「話したくねぇなら、無理しなくていいぞ」
「ううん、大丈夫」
「……それならいいけど」
彼の家のリビング。帰ってきた私たちはそこで軽くお茶をしていて。切り出そうとした私に、彼がそう言ってきた。
葉月さんは、彼女のとこにいるらしい。
彼のお父さんはお仕事で、お母さんは私たちと入れ替わるように買い物へ行ってしまった。

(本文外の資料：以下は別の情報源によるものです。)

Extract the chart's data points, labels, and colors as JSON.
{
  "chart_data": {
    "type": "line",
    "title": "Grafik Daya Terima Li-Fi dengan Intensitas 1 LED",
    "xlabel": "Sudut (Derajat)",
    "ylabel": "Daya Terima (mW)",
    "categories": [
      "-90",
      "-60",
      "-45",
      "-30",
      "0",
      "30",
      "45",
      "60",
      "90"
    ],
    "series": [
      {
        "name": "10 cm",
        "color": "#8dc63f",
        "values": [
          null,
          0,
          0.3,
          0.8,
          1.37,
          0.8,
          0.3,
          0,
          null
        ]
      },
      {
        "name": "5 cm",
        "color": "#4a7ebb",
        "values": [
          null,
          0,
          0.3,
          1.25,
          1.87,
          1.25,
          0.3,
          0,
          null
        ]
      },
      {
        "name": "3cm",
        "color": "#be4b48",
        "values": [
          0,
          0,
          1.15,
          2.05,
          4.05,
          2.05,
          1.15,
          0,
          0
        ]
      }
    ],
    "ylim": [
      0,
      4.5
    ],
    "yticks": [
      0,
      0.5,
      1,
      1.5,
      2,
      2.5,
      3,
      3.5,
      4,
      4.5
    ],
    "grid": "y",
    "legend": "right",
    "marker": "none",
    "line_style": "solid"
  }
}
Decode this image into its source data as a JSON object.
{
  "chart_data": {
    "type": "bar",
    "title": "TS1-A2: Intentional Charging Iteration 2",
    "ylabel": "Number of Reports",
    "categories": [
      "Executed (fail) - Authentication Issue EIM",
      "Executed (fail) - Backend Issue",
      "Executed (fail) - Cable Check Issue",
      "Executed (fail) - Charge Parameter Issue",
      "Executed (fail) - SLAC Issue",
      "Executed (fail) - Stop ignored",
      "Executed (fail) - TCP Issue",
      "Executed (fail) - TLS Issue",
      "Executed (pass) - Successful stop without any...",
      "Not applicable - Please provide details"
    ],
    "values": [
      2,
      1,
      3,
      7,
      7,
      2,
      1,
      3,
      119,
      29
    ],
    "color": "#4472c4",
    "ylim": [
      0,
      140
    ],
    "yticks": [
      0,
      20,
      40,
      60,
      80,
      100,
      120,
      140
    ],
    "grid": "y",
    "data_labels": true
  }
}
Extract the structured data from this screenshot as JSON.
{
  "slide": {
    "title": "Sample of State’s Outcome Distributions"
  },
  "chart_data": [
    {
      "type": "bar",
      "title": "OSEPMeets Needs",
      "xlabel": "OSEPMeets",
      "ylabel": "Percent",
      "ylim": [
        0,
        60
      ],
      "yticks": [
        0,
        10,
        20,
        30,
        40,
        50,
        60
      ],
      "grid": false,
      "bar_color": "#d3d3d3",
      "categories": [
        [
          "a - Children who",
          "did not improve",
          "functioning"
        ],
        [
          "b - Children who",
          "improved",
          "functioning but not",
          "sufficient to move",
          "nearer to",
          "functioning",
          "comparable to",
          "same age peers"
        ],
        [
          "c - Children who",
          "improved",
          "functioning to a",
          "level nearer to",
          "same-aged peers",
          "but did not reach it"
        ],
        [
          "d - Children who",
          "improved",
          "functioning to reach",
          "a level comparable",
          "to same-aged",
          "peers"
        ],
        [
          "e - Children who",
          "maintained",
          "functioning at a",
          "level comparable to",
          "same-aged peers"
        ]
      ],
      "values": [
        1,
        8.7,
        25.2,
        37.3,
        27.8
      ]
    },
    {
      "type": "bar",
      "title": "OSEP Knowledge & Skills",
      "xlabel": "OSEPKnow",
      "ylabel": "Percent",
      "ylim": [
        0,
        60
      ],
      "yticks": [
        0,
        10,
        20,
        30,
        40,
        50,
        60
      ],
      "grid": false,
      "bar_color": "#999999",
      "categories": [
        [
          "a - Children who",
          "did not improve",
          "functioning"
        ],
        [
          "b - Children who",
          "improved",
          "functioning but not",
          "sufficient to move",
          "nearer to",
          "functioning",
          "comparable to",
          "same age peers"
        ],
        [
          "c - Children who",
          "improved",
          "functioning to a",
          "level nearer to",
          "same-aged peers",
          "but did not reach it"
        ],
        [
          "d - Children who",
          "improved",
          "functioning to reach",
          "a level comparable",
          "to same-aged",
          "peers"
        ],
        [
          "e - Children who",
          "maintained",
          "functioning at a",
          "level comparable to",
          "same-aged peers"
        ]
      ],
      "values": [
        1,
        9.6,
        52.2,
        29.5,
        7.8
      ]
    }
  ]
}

ついでに友だちの家でお茶してくると言ってたから、しばらくは誰も帰ってこないだろう。
失礼だけどやっぱり葉月さんって暇してませんか。
「去年の、冬頃。
──神無月のパーティーがあった日」
私は、神無月の令嬢として公の場に出ることが出来るからと、機嫌も良くて。
朝から、普段は仕事漬けのお母様とキラキラに全身を着飾るドレスを選んでた。
その日は、海の色とも空の色とも違う、濃くて澄んだ青い色のドレスに決めたのを覚えてる。
──咲乃が、「羽歌は青が似合うよね」といつか言っていたから。
だから、その色を選んだ。
「パーティーまで時間があるから、一度着替えて咲乃に写真も送ったの。
そしたら、綺麗だよっていつもみたいに返事が返ってきて……」
──何もかも、いつも通りだった。